Symposium zur frühkindlichen Bildung „BILDUNG VON ANFANG AN“

von Sylvia Wawrzinek
Am 17. Januar fand eine Fachtagung zur frühkindlichen Bildung als Kooperationsveranstaltung von FdK, KED und KEG statt. Vertreterinnen und Vertreter aus Politik, Praxis und Verbänden kamen zusammen, um Perspektiven auszutauschen, Herausforderungen zu benennen und gemeinsame Forderungen zu formulieren.

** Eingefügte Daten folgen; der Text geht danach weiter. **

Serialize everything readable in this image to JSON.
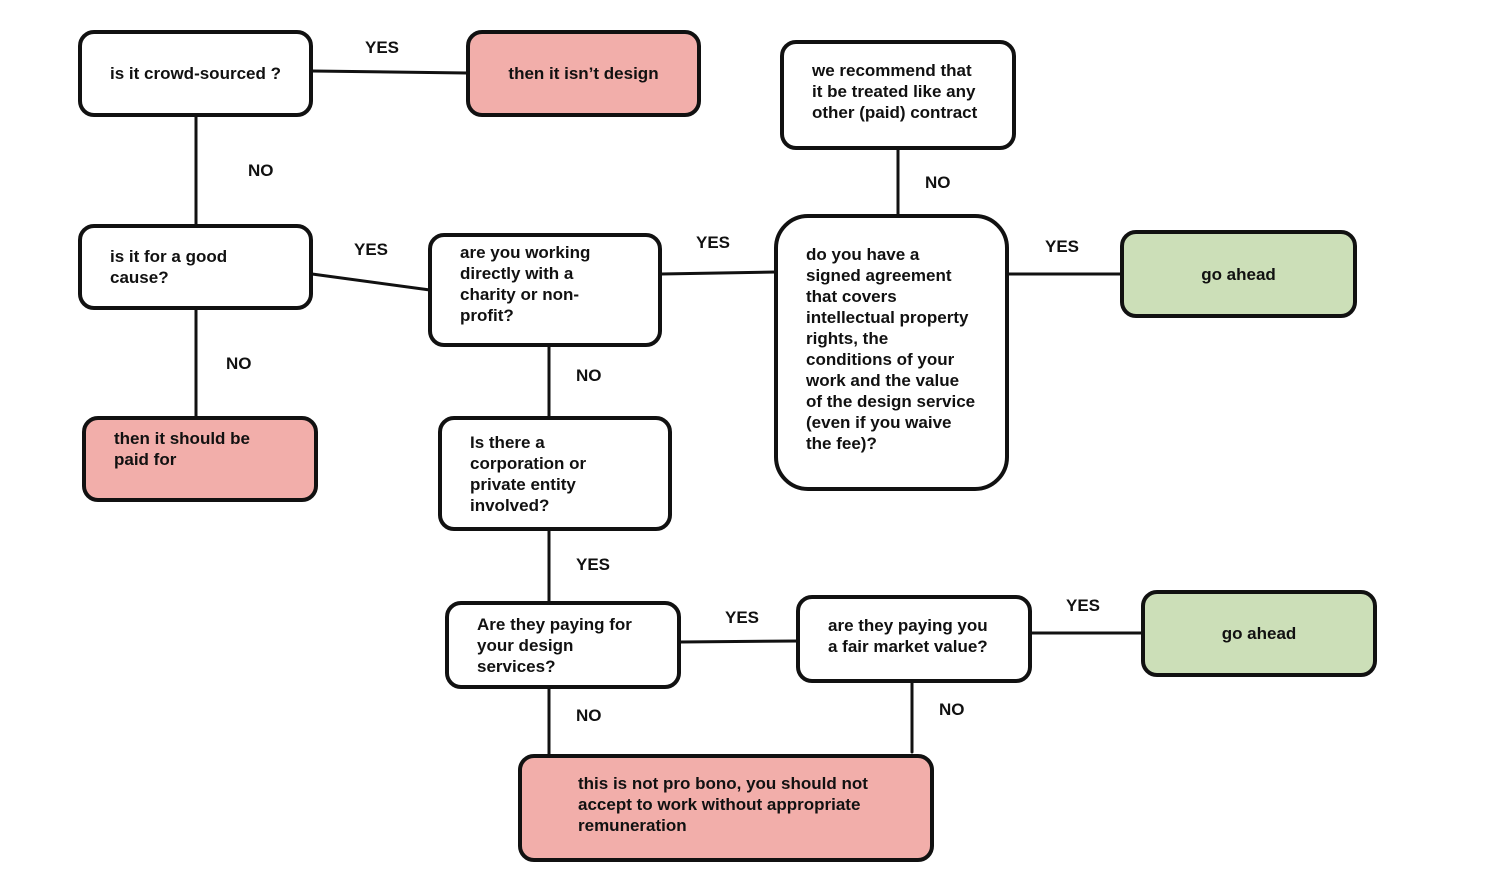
{
  "colors": {
    "negative_fill": "#F2AEAA",
    "positive_fill": "#CCDFB8",
    "question_fill": "#FFFFFF",
    "stroke": "#111111"
  },
  "nodes": {
    "crowd_sourced": "is it crowd-sourced ?",
    "not_design": "then it isn’t design",
    "good_cause": "is it for a good cause?",
    "should_be_paid": "then it should be paid for",
    "charity": "are you working directly with a charity or non-profit?",
    "corporation": "Is there a corporation or private entity involved?",
    "paying_services": "Are they paying for your design services?",
    "fair_market": "are they paying you a fair market value?",
    "go_ahead_bottom": "go ahead",
    "not_pro_bono": "this is not pro bono, you should not accept to work without appropriate remuneration",
    "signed_agreement": "do you have a signed agreement that covers intellectual property rights, the conditions of your work and the value of the design service (even if you waive the fee)?",
    "recommend_contract": "we recommend that it be treated like any other (paid) contract",
    "go_ahead_top": "go ahead"
  },
  "edges": {
    "crowd_yes": "YES",
    "crowd_no": "NO",
    "cause_yes": "YES",
    "cause_no": "NO",
    "charity_yes": "YES",
    "charity_no": "NO",
    "corp_yes": "YES",
    "paying_yes": "YES",
    "paying_no": "NO",
    "fair_yes": "YES",
    "fair_no": "NO",
    "agreement_yes": "YES",
    "agreement_no": "NO"
  }
}
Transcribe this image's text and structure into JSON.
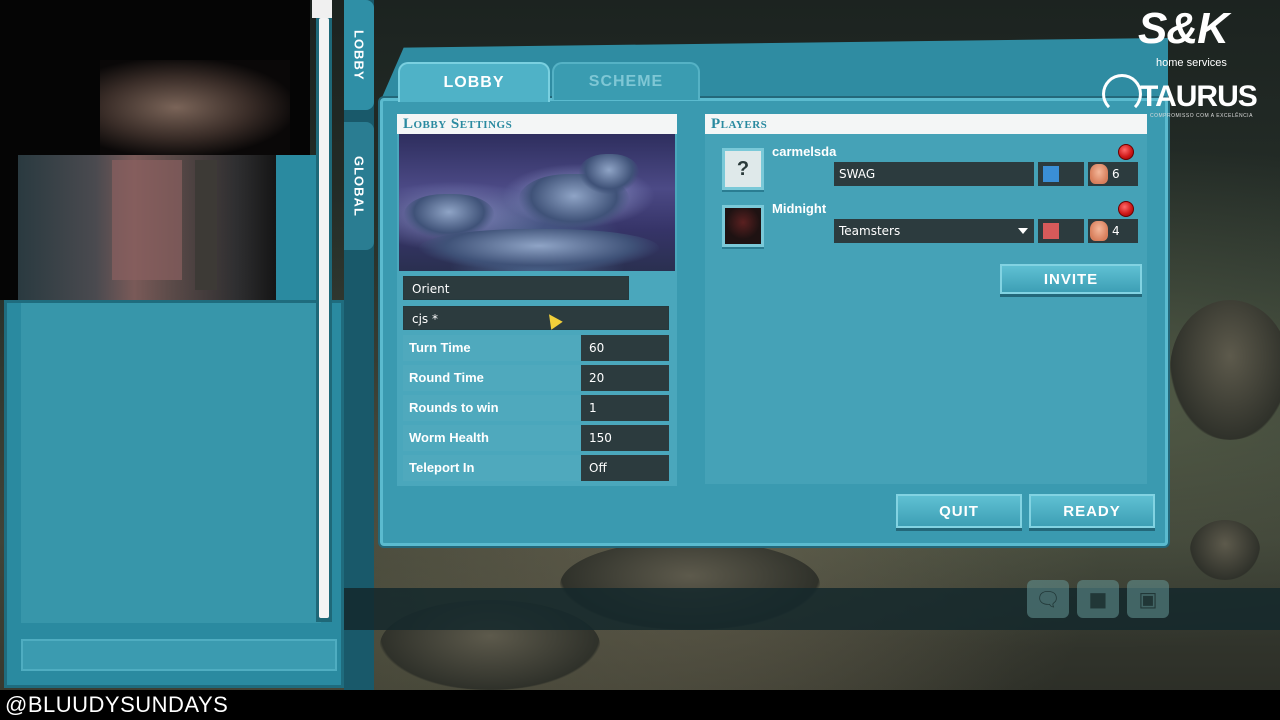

Einen politischen Auftakt bildete ein Videogrußwort von Bildungsministerin Karin Prien, die betonte: „Bildung fängt nicht erst mit Schule an.“ Frühkindliche Bildung sei entscheidend für die Entwicklung von Kindern und müsse entsprechend gestärkt werden.
Im Anschluss folgten Perspektiven aus der Praxis. Die Grundschulleiterin Maria Lembeck richtete den Blick auf den Übergang von der Kita in die Schule und stellte die Frage: „Was bringen Kinder mit, wenn sie eingeschult werden?“ Ihr Beitrag wurde von Monika Korthaus stellvertretend vorgetragen und machte deutlich, wie wichtig eine gute Verzahnung der Bildungsorte für gelingende Bildungsprozesse ist.
Einen weiteren fachlichen Akzent setzte Xenia Roth, Leiterin des Referats Kindertagesbetreuung im Bildungsministerium Rheinland-Pfalz. In ihrem Vortrag beleuchtete sie den Beitrag der Kindertagesbetreuung zur Chancengerechtigkeit und machte deutlich, welche Rolle Kitas als Bildungs- und Lebensorte für Kinder und Familien spielen.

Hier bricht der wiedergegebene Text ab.